Wir haben in dieser Frage zunächst abgewartet, wie sich die neue Bundesregierung positioniert. Nun liegen seit dem Beschluss der Gesundheitsministerkonferenz am 10. Juli dieses Jahres die Eckpunkte für eine bundesweite Krankenhausstrukturreform vor, die gerade auch dies vorsieht, nämlich mehr Kooperationen und Spezialisierung der Krankenhäuser. Die Reform ist der Zukunftsplan für unsere Krankenhauslandschaft und vor allem eine Lebensversicherung für kleine bedarfsgerechte Krankenhäuser in ländlichen Räumen. Uns Grünen ist wichtig, dass diese Häuser eine Perspektive erhalten und sie künftig eine wichtige Rolle in der sektorenübergreifenden Versorgung vor Ort spielen können. Zentrales Element der Reform ist eine neue Form der Finanzierung. Zukünftig werden die Krankenhäuser einen Teil ihrer Vergütung unabhängig von den Fallzahlen erhalten. Aus dieser so genannten Vorhaltefinanzierung wird künftig ein großer Teil der Krankenhauseinnahmen bestehen. Das hilft insbesondere kleinen Häusern im ländlichen Raum, die durch das bisherige Finanzierungssystem immer weiter zu einer Steigerung der Zahl an Patientinnen und Patienten gezwungen wurden. Durch das Element der Vorhaltefinanzierung entlasten wir die Häuser von diesem ökonomischen Druck und geben ihnen eine Zukunftsperspektive und den Bürgerinnen und Bürgern Versorgungssicherheit. Zusätzlich wird es überregionale Krankenhäuser geben, die sich auf bestimmte Leistungen spezialisieren. Dazu werden bundeseinheitliche Leistungsgruppen definiert, denen jeweils Anforderungen an Personal und Ausstattung hinterlegt sind. So können die Patientinnen und Patienten sich darauf verlassen, dass sie zur richtigen Zeit am richtigen Ort behandelt werden. In Rheinland-Pfalz werden wir den durch den Bund vorgegebenen Rahmen mit der Anpassung des Landeskrankenhausplans und dem Landeskrankenhausgesetz voraussichtlich bis 2026 umsetzen.
In der laufenden Legislaturperiode will die Landesregierung das Krankenhausgesetz novellieren und Regelungen zu Qualität und Patientensicherheit aufnehmen.
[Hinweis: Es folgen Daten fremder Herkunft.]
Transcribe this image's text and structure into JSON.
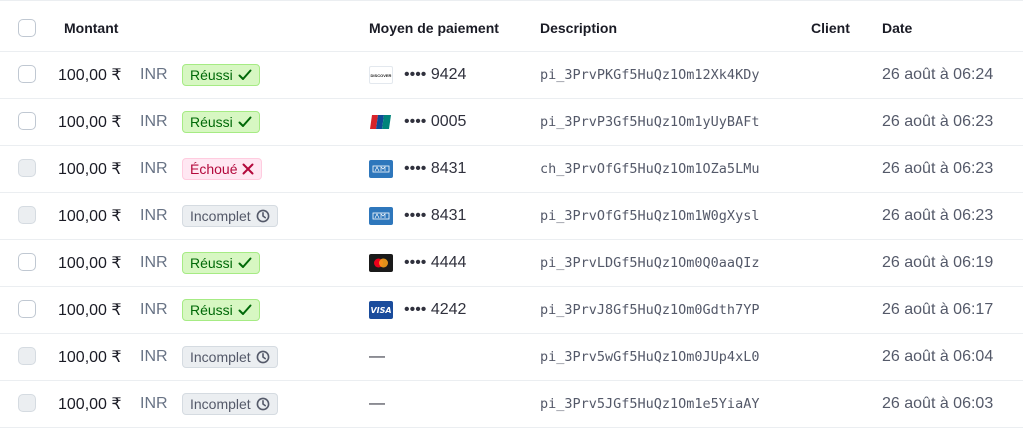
{
  "columns": {
    "amount": "Montant",
    "payment_method": "Moyen de paiement",
    "description": "Description",
    "customer": "Client",
    "date": "Date"
  },
  "rows": [
    {
      "amount": "100,00 ₹",
      "currency": "INR",
      "status": "Réussi",
      "status_type": "succeeded",
      "card_brand": "discover",
      "last4": "•••• 9424",
      "description": "pi_3PrvPKGf5HuQz1Om12Xk4KDy",
      "date": "26 août à 06:24",
      "checkbox_enabled": true
    },
    {
      "amount": "100,00 ₹",
      "currency": "INR",
      "status": "Réussi",
      "status_type": "succeeded",
      "card_brand": "unionpay",
      "last4": "•••• 0005",
      "description": "pi_3PrvP3Gf5HuQz1Om1yUyBAFt",
      "date": "26 août à 06:23",
      "checkbox_enabled": true
    },
    {
      "amount": "100,00 ₹",
      "currency": "INR",
      "status": "Échoué",
      "status_type": "failed",
      "card_brand": "amex",
      "last4": "•••• 8431",
      "description": "ch_3PrvOfGf5HuQz1Om1OZa5LMu",
      "date": "26 août à 06:23",
      "checkbox_enabled": false
    },
    {
      "amount": "100,00 ₹",
      "currency": "INR",
      "status": "Incomplet",
      "status_type": "incomplete",
      "card_brand": "amex",
      "last4": "•••• 8431",
      "description": "pi_3PrvOfGf5HuQz1Om1W0gXysl",
      "date": "26 août à 06:23",
      "checkbox_enabled": false
    },
    {
      "amount": "100,00 ₹",
      "currency": "INR",
      "status": "Réussi",
      "status_type": "succeeded",
      "card_brand": "mastercard",
      "last4": "•••• 4444",
      "description": "pi_3PrvLDGf5HuQz1Om0Q0aaQIz",
      "date": "26 août à 06:19",
      "checkbox_enabled": true
    },
    {
      "amount": "100,00 ₹",
      "currency": "INR",
      "status": "Réussi",
      "status_type": "succeeded",
      "card_brand": "visa",
      "last4": "•••• 4242",
      "description": "pi_3PrvJ8Gf5HuQz1Om0Gdth7YP",
      "date": "26 août à 06:17",
      "checkbox_enabled": true
    },
    {
      "amount": "100,00 ₹",
      "currency": "INR",
      "status": "Incomplet",
      "status_type": "incomplete",
      "card_brand": "",
      "last4": "—",
      "description": "pi_3Prv5wGf5HuQz1Om0JUp4xL0",
      "date": "26 août à 06:04",
      "checkbox_enabled": false
    },
    {
      "amount": "100,00 ₹",
      "currency": "INR",
      "status": "Incomplet",
      "status_type": "incomplete",
      "card_brand": "",
      "last4": "—",
      "description": "pi_3Prv5JGf5HuQz1Om1e5YiaAY",
      "date": "26 août à 06:03",
      "checkbox_enabled": false
    }
  ],
  "card_logo_text": {
    "discover": "DISCOVER",
    "visa": "VISA"
  },
  "colors": {
    "succeeded_bg": "#d7f7c2",
    "succeeded_text": "#006908",
    "failed_bg": "#ffe7f2",
    "failed_text": "#b3093c",
    "incomplete_bg": "#ebeef1",
    "incomplete_text": "#545969"
  }
}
Welchen Einfluss haben die Pläne von Bunddesgesundheitsminister Karl Lauterbach auf dieses Vorhaben?
Da wir diese Pläne über die Gesundheitsministerkonferenz maßgeblich mit beeinflusst haben, werden wir diese natürlich wie bereits gesagt in der Novellierung unseres eigenen Landesgesetzes umsetzen und zugrunde legen. Es war höchste Zeit, dass es hier bundeseinheitliche Vorgaben gibt, die in allen 16 Bundesländern gleichermaßen gelten.